"Techno wasn't designed to be dance music, it was designed to be a futurist statement" Jeff Mills
Il semble aujourd'hui impossible de parler de Stroboscopic Artefacts sans verser dans la surenchère, tant le petit label de Lucy a réussi à s'imposer comme un des labels les plus pointus en matière de techno, arrivant à concilier sous le même toit techno très efficace et recherche absolue du sound design. Et cet album du Singapourien Xhin semble vraiment porter cette double exigence à son paroxysme.

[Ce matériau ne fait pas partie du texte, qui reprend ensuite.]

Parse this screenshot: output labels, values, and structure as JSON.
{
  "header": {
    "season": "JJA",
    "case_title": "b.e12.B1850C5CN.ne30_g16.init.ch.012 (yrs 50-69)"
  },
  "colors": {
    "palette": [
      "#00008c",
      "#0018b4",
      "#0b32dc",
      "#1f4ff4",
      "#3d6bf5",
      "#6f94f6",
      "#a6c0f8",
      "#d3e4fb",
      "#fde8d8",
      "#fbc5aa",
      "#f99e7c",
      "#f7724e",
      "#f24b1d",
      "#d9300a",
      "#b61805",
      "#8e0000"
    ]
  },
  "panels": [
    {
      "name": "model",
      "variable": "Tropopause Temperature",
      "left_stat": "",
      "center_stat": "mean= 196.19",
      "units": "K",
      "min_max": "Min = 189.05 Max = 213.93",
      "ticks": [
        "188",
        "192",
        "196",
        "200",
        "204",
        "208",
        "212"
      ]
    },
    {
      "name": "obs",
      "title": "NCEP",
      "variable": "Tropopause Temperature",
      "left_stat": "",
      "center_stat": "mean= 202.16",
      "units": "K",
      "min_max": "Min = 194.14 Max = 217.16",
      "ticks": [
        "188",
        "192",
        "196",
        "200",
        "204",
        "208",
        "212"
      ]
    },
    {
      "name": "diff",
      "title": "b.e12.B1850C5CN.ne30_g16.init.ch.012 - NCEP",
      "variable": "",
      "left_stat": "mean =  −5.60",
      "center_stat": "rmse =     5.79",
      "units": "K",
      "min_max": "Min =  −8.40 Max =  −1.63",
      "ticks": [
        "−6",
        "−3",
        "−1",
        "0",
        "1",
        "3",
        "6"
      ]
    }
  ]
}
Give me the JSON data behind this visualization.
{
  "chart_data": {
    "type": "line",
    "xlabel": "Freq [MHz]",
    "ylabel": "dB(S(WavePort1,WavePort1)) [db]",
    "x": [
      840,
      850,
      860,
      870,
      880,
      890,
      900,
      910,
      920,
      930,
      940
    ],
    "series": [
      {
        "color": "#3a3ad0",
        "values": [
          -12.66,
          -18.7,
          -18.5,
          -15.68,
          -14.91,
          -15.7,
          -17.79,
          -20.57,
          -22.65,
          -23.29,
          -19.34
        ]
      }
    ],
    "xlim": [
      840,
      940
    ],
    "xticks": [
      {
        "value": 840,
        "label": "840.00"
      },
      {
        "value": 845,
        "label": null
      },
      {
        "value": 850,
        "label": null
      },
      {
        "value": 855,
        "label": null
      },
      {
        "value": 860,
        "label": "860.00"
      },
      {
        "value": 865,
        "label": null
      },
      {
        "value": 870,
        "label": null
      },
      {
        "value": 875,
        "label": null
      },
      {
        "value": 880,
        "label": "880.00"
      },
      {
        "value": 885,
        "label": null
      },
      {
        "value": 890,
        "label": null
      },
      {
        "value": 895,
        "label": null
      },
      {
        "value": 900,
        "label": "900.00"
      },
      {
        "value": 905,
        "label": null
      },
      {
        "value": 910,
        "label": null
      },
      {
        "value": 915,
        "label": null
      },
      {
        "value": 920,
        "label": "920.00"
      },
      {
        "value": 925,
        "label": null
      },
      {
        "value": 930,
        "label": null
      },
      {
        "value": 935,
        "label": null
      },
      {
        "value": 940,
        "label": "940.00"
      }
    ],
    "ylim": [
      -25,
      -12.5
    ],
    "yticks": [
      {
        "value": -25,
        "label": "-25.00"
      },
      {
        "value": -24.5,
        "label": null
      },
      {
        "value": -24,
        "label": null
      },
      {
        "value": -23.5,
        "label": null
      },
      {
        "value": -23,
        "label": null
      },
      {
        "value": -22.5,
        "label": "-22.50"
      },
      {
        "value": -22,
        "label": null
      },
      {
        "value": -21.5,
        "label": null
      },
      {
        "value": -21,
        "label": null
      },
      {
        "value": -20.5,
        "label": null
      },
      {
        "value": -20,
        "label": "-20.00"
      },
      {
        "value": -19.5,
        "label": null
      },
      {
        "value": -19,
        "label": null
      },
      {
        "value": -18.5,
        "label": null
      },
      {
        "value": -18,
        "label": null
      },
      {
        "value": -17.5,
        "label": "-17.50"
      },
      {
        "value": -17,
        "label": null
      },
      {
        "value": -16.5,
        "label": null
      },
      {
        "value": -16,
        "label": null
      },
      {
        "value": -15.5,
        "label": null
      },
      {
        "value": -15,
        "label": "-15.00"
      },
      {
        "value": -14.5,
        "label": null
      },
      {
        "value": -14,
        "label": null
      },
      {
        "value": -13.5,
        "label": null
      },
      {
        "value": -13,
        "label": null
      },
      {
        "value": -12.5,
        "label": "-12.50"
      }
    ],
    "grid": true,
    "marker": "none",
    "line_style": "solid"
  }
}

Car loin d'imiter ses collègues Lucy et Dadub (chroniqué ici) et d'expérimenter en utilisant une base de dub techno, Xhin s'aventure dans des territoires d'habitude inexplorés, en manipulant des structures typiquement IDM. Ainsi, les deux morceaux qui suivent la nécessaire introduction The Secret Closet ressemblent à ce que pourrait produire Autechre si les deux natifs de Rochdale avaient décidé de se lancer dans la techno, Fox and Wolves et surtout Teeth semblant tout droit sorties d'Untilted qu'on aurait accouplé au sound design du Risp de Richard Devine. De même il est impossible de parler de Medium sans évoquer ces structures terriblement drill n' bass, ces accès glitchesques et ces abcès purulents d'acide qui éloignent ce morceau de la techno pour en faire une sorte de crossover.
Sword semble même parfois ressembler un peu à Drukqs, surtout au niveau des deux morceaux ambient Insides et Wood, semblant composés au piano préparé et enchâssés entre deux perceuses drill n' bass comme pour contrebalancer leur puissance, l'album se finissant également par une track plus ambient au timbre légèrement voilé, This Is What You Drew While You Were Half Asleep. Ce qui pourrait paraitre nuire à l'album en le rendant incohérent n'apparait en réalité pas si néfaste, permettant parfois de solidifier ce magma de sonorités acides et de bourdonnements, et rend l'album encore plus riche au niveau des textures utilisées.
Avec seulement deux morceaux de techno "traditionnelle", Xhin s'éloigne de ses oeuvres précédentes, notamment de sa très bonne Monad III (toujours chez SA) et s'éloigne d'une optique dansante pour proposer une véritable oeuvre d'analyse et de déconstruction de la techno, dans un hybride monstrueux, au sens antique du terme.